Zuska compared PZ’s post to the news coverage for a missing white woman, but I don’t think that’s quite the right analogy. Ryan White was the face of AIDS research. Gay men largely stopped dying from the disease. Minority homeless people benefit from the snow-white appeals for Christmas donations to shelters. Who stands to benefit from the enforcement of due process and a curb on the arbitrary exercise of nonexistent police authority? Everybody who isn’t already too powerful to have to worry about it. It’s cynical as hell, but it’s doing something.
That brings me to my second point. Terrified Tabetic noted that he had a friend, Mohammed, who experienced similar problems. I asked (responding to cynicism with the same, I’m afraid), why this was the first time he was telling me about it. Isis talks about brown injustices being shunted aside, but she doesn’t provide any stories.
Now, to be clear, I’m not saying that either TT or Isis isn’t walking the talk. They both do. But what they’re both doing in this situation is responding to white-guy story with minority-inclusion critique, and critique just isn’t as powerful as story.
Dr. Watts is a science fiction writer. That means that unless he’s very, very good–in terms of sales, not writing–he’s squeaking along moneywise. For a pasty guy, he’s not very powerful. There’s no good reason for his story to be noticed over any other pasty guy’s. In fact, the press was entirely uninterested.
However, Dr. Watts knows Cory Doctorow, otherwise known as Boing Boing (yes, I’m simplifying slightly). Doctorow wrote a short narrative piece on Dr. Watts’ ordeal. Boing Boing made sure that plenty of people saw the story, and it stuck and spread. It spread successfully, in part, because the people passing it on were also storytellers and because Dr. Watts’ own version of the story is short, bitter and shows why his work is award-nominated.
Story works. Story matters. Story is remembered in a way that arguments and reasoning aren’t. Without story, we wouldn’t have so damned many teenaged (of whatever chronological age) libertarians running around.
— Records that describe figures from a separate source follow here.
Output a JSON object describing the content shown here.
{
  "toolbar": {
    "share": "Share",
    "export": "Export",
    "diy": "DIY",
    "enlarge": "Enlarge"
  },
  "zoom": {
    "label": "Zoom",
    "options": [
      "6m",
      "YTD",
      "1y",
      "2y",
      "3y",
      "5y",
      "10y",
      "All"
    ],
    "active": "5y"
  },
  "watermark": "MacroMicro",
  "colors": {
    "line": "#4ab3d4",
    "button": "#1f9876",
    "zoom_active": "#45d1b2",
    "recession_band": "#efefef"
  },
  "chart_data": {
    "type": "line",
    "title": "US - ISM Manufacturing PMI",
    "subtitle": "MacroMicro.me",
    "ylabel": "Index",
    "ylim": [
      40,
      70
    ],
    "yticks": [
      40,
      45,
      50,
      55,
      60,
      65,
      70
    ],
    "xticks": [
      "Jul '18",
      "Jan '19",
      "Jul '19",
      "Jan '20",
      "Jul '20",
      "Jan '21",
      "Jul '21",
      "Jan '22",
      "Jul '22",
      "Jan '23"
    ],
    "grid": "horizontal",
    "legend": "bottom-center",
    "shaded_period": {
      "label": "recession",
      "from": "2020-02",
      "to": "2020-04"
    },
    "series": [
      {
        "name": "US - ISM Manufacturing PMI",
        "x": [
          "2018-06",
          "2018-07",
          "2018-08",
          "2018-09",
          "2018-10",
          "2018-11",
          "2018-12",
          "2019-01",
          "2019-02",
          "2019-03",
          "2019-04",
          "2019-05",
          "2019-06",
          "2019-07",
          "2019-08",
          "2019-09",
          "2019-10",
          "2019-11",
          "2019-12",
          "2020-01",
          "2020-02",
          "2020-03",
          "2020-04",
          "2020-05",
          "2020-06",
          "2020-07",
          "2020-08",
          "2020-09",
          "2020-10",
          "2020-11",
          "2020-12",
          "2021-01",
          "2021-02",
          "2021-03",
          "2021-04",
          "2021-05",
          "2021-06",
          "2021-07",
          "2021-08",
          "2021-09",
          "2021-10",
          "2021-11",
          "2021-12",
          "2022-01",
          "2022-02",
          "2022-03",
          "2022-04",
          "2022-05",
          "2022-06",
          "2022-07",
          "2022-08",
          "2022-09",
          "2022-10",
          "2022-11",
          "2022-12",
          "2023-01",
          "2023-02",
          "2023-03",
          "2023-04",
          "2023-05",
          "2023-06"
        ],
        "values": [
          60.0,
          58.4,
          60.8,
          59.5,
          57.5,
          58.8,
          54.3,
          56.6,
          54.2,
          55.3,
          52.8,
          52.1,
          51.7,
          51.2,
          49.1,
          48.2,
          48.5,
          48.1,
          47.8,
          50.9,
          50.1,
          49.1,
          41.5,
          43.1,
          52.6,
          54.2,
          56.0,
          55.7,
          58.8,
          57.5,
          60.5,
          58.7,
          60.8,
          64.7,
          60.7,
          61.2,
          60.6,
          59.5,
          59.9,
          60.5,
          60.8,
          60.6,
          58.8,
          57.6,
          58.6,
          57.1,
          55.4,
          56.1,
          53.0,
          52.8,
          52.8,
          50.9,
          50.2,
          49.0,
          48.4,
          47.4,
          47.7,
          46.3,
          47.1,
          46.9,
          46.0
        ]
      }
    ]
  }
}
Story is what I do all over this blog, whether I’m talking about science or politics or art–even when I’m making a logical argument–and that’s what gives this tiny blog an influence entirely disproportional to its small readership (and by the way, I love you guys).
To bring this back to the topic at hand, Isis has a point about repackaging. Some experiences do get repackaged. However, I’m not sure that’s a bad thing. I took “Carrie’s” parents’ Facebook status updates–pure worried experience–and repackaged them and my knowledge that portion of the anti-vaccine movement that isn’t motivated by profit into a story about the consequences of non-vaccination. I did the same thing with another friend’s outrage on Twitter over not being able to get health insurance for his daughter. These aren’t my experiences–I’m not even a parent–but I translated them into stories aimed at particular audiences, and the people whose experience I used thanked me for it. I got them heard.
Dr. Watts is not a brown person repackaged. He’s an individual who had an all-too-common experience. If brown people’s stories need to be repackaged, from personal conversations or as excerpts from blog posts or whatever, in order to be heard (and yes, they do), the situation isn’t that different than that with the political sledgehammer. The need may be distasteful but it still exists. We can do that. It doesn’t subtract anything from the original story to add more stories. And those of us privileged enough to be heard by the majority can tell those stories even as we work to eliminate the need for repackaging.